Bugünlerde Yedikule’de hummalı bir deniz doldurma çalışması yürütülüyor.
İstanbul’a milyonluk bir gösteri meydanı kazandırmak için hergün tonlarca moloz denize dökülüyor. Geçenlerde bizim çocuklar dalmak için Ahırkapı’ya gitmişlerdi. Yelkenkaya’dan dönerken aradılar, Ahırkapı’daki dalış noktasına kıyıdan giriş kapatılmış, nereye gidelim diye soruyorlardı.

Kocaman bir şantiye kurulmuş kıyıya, ne çekekten ne de radarın ordan
denize girmek mümkün değilmiş. Hani kıyıyı güzelleştirmek, düzene sokmak için bir çalışma yapılacaksa eyvallah. Ama orayı da doldurmaya başlarsalar, yandı gülüm keten helva! Kentin hiç duyulmamış, gün yüzü görmemiş hikâyelerinin molozun altında kalması endişesi sardı beni birkaç haftadır. Denizin altından gelen hikâyelere karşı giderek daha duyarsızlaşan, ilerlemenin önünde engel olarak gören insanlar haline geldik. Varsa yoksa bugün ve yarın, geçmişin pek bir önemi kalmadı artık. Ha denizin dibinde kalmış ha molozun altında. İki kıta yetmedi İstanbul’a, kıyısındaki denize de göz dikti. Hoş çok da yeni bir şey değil bu. Kentin şekillendiği karasal alanları plansızlığa kurban et, sonra yer kalmadı diye denizi doldur.

Bu şehir bir zamanlar deniziyle dosttu. Bu dostluk sayesinde her zaman ödüllendirilmişti bu kentin yaşayanları, lüferle, orkinozla, kolyozla, uskumruyla, pırıl pırıl bir denizle, adımbaşı plajlarla, çöpe çamura bulanmamış martılarla, eksiksiz bir deniz yaşamıyla...

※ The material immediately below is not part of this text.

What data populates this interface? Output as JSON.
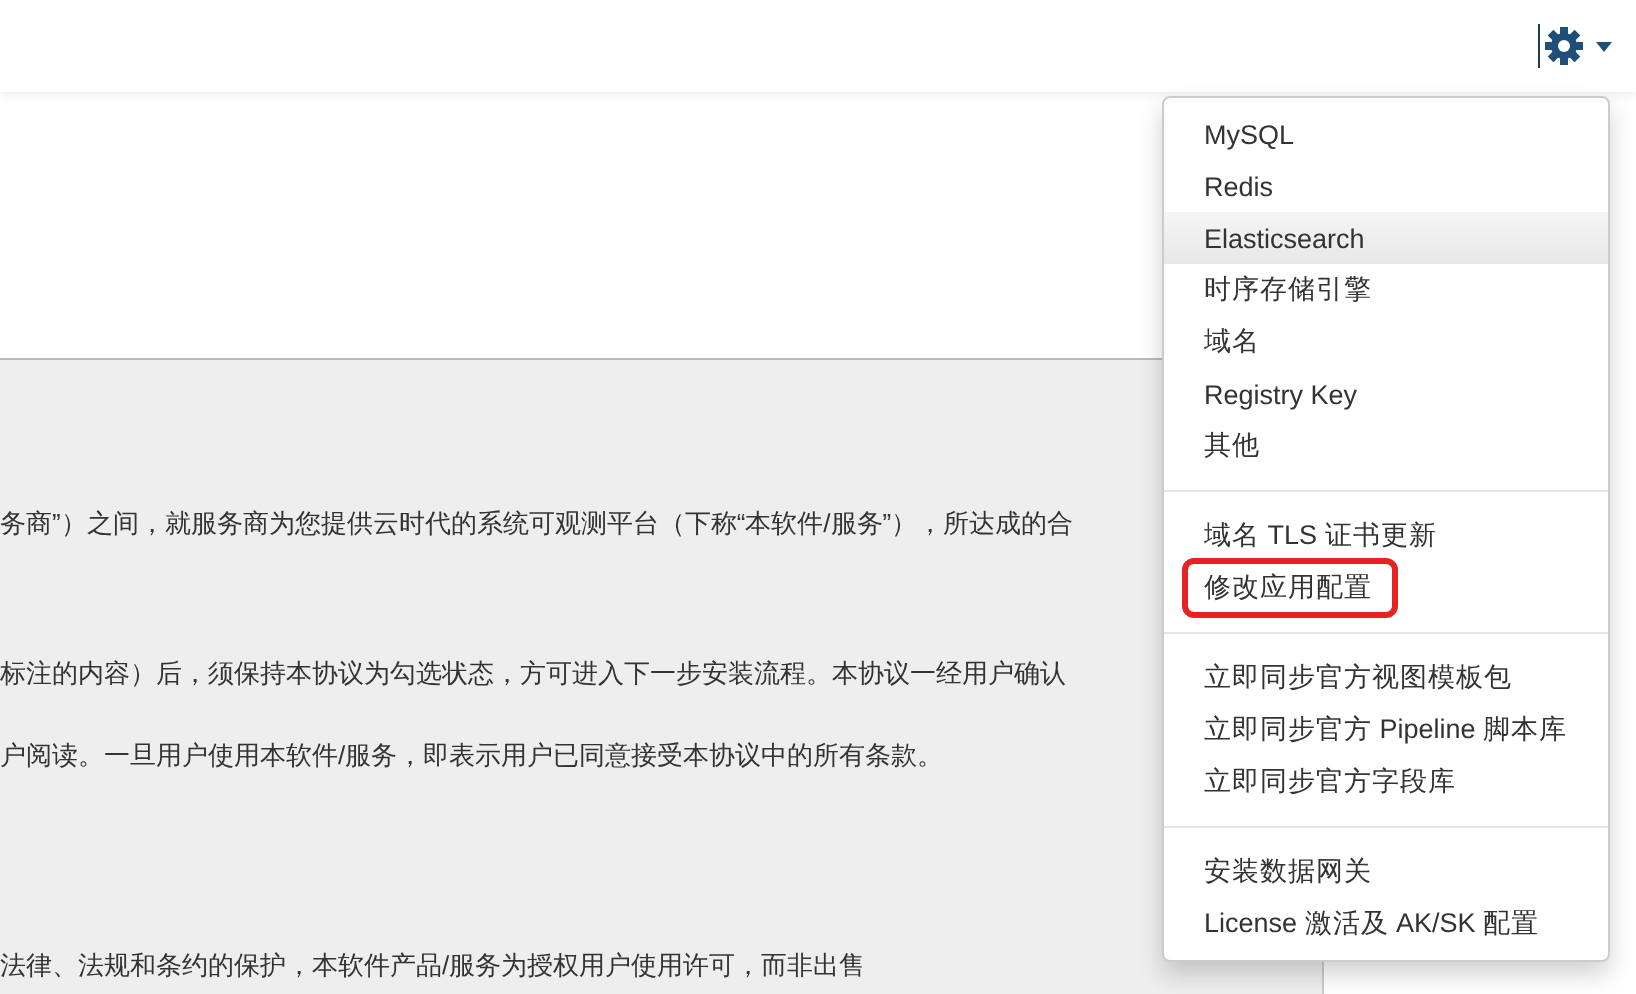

Kendine has bir deniz kültürüydü İstanbul’un denizle olan ilişkisi. Şimdi molozlara gömülen sadece deniz değil, kentin günyüzü görmemiş hikâyeleri, geçmişine dair ipuçları...

15 Ağustos 2013 Perşembe

DERİNLERDE TARİH DERSİ...

Boğazda dalmak İstanbul’un geçmişini anlatan bir kitabı ağır ağır okumak gibi. Her dalışta kentin geçmişinden
bir sayfa daha açılır ve çoktan unutulmuş bir hikâyenin derinliklerinde yol alırsınız. Yukarıdakiler bugünü yaşarken diptekiler geçmişin içine dalıp giderler.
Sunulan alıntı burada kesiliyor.